MacArthur Foundation Announces 2016 ‘Geniuses’ Receiving Prestigious Award

Branden Jacobs-Jenkins, Kellie Jones, Claudia Rankine and Joyce Scott (John D. & Catherine T. MacArthur Foundation)

Branden Jacobs-Jenkins, Kellie Jones, Claudia Rankine and Joyce J. Scott (John D. & Catherine T. MacArthur Foundation)

The MacArthur Foundation announced their newest set of grant recipients, known as geniuses, on Thursday.

And it counts four Black honorees among them.

Branden Jacobs-Jenkins, Kellie Jones, Claudia Rankine and Joyce J. Scott each earned the six-figure grant because of their “extraordinary originality and dedication in their creative pursuits.”

According to the foundation’s website, they award a $625,000 stipend to each of the 23 total geniuses. Jacobs-Jenkins, Jones, Rankine and Scott will use that money to fund future advances in their individual areas of emphasis.

A 31-year-old playwright from New York City, Jacobs-Jenkins uses current and historical theatre genres to comment on issues like race and identity. For example, 2010’s Neighbors featured performances akin to minstrel shows of the past. It included actors in blackface.

Jacobs-Jenkins told The Washington Post the hefty grant will give him time “to do the work I really want to be doing.”

Rankine is similarly aiming to create work that helps show the living experience of today. According to the MacArthur website, the 53-year-old poet uses her skill to describe the “emotional and psychic tensions” of society. In 2014’s “Citizen,” she used poetry to convey the everyday racism against African-Americans.

“I recorded all of the CNN coverage [of Hurricane Katrina] and was fascinated by how racism colored the reporting,” she told the foundation of her book. “After that, I began to respond to events that caught the public imagination. Mostly things like police shooting of unarmed Black men.”

A jewelry maker and sculptor, 67-year-old Scott’s work also spotlights racism. Her exquisite crafts reveal stark representations of the issue. One example is the self-descriptive Lynched Tree. Another, Thunder Thigh Revue, tackles the stereotypes placed on Black women’s bodies.

Scott told The Post the grant will give her the chance to mentor younger artists.

“All of the skills that people have given me, I’ll be able to share,” she said. “I’ve come to see this fellowship as a fantasy room of all whiteboards; I get to go in, and not just play with the ideas, but then actually bring them off the wall and into life.”

Like Scott, Jones is also familiar with sculpture. An art historian and curator, she is credited with “deepening our understanding of contemporary art of the African Diaspora,” according to the MacArthur site.

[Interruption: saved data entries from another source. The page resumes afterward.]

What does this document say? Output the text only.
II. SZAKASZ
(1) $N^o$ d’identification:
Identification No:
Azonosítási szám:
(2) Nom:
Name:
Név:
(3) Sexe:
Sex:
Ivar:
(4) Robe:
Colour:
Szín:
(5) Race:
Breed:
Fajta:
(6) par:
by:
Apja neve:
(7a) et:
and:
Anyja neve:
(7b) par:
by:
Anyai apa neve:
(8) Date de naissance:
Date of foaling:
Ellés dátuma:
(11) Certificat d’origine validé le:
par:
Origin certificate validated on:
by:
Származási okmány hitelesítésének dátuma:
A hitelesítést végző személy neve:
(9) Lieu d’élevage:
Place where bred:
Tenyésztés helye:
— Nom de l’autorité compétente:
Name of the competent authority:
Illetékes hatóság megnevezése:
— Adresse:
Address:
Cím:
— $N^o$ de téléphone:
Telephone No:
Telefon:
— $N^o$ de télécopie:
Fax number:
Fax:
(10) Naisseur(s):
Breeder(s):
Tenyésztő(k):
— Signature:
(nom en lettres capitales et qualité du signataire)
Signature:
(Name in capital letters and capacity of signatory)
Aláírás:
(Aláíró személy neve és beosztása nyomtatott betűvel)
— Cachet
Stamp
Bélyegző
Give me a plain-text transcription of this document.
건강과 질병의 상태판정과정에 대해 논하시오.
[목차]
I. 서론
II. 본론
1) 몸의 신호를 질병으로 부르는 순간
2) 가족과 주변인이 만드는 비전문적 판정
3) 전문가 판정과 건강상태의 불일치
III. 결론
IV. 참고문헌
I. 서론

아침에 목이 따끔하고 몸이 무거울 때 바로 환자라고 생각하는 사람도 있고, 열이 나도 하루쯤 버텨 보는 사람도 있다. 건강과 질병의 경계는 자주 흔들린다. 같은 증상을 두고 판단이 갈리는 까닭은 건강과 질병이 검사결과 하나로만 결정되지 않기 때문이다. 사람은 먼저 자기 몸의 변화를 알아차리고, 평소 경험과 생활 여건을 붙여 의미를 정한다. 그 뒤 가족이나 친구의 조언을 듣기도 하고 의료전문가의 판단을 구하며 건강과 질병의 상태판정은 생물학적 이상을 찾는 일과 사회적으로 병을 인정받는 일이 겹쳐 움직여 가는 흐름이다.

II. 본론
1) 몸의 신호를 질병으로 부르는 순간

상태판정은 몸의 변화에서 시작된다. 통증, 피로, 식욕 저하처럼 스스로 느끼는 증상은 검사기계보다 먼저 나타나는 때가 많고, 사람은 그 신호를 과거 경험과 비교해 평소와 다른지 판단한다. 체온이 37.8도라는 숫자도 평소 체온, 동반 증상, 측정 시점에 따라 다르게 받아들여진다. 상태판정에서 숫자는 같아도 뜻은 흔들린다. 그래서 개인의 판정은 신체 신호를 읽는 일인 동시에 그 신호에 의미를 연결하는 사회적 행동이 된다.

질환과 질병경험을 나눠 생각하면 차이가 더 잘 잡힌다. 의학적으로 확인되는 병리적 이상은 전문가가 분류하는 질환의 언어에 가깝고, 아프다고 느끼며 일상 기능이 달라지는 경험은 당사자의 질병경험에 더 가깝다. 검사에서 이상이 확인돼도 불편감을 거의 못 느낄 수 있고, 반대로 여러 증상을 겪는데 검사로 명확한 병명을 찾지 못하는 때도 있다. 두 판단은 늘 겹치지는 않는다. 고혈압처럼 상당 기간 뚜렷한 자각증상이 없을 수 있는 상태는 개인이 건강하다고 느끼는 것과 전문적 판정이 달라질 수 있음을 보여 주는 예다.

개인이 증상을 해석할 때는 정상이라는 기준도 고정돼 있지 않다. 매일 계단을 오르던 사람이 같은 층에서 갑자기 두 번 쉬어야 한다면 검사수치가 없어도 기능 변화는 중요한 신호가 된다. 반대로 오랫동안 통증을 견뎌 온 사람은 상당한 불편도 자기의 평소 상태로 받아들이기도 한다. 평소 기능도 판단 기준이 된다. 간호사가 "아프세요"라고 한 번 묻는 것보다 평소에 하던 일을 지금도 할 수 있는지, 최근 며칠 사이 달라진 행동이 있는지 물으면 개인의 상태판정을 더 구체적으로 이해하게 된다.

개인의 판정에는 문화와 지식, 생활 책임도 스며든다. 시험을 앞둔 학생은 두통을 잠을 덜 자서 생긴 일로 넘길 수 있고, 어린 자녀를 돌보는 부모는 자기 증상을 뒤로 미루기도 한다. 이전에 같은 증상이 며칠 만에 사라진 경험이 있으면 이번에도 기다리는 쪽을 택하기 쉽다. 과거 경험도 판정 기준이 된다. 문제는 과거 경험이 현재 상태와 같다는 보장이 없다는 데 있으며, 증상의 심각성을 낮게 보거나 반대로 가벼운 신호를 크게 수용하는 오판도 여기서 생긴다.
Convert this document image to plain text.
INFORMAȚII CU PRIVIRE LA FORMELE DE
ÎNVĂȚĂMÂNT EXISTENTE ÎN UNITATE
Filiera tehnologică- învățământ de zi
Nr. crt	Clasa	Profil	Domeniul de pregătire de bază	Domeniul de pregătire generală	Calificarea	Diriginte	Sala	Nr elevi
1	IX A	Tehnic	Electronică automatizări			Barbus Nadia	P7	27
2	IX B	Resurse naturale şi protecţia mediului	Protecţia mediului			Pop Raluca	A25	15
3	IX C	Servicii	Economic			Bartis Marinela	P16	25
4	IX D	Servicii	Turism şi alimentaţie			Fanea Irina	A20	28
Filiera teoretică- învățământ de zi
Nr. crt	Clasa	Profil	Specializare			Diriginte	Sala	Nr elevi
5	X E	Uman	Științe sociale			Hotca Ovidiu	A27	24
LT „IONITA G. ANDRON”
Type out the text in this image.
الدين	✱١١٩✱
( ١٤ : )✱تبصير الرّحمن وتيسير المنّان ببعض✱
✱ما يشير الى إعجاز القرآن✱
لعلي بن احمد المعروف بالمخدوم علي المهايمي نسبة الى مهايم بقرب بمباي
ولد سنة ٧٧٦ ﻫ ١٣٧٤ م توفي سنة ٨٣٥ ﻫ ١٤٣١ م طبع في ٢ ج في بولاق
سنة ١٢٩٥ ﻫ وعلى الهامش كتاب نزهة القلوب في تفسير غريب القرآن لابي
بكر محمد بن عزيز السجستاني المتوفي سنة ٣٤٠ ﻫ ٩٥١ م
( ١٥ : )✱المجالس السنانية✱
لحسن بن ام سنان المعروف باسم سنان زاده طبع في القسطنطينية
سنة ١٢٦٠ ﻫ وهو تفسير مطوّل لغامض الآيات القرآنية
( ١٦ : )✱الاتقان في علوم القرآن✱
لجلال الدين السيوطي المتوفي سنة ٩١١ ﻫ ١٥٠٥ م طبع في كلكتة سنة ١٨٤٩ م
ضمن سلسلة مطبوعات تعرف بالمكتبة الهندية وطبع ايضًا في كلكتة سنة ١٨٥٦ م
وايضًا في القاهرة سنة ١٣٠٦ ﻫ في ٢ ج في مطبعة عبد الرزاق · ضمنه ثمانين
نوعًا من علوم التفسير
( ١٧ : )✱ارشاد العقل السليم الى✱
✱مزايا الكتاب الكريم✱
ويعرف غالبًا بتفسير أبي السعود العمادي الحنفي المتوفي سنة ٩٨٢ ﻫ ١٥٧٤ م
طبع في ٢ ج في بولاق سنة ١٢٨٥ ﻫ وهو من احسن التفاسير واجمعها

In doing so, Jones also secured the works’ place in the current art world. Her exhibition, Energy/Experimentation: Black Artists and Abstraction, 1964–1980 highlighted Black abstract painters and sculptors.

While 57-year-old Jones spoke to the Wall Street Journal, she said she was inspired by artists like Melvin Edwards and Senga Nengudi – who explored racial tensions through sculpture.

“They were like the Mayans or the Egyptians,” she said of Edwards and Nengudi, who faced adversity. “If they never gave up, why should I?”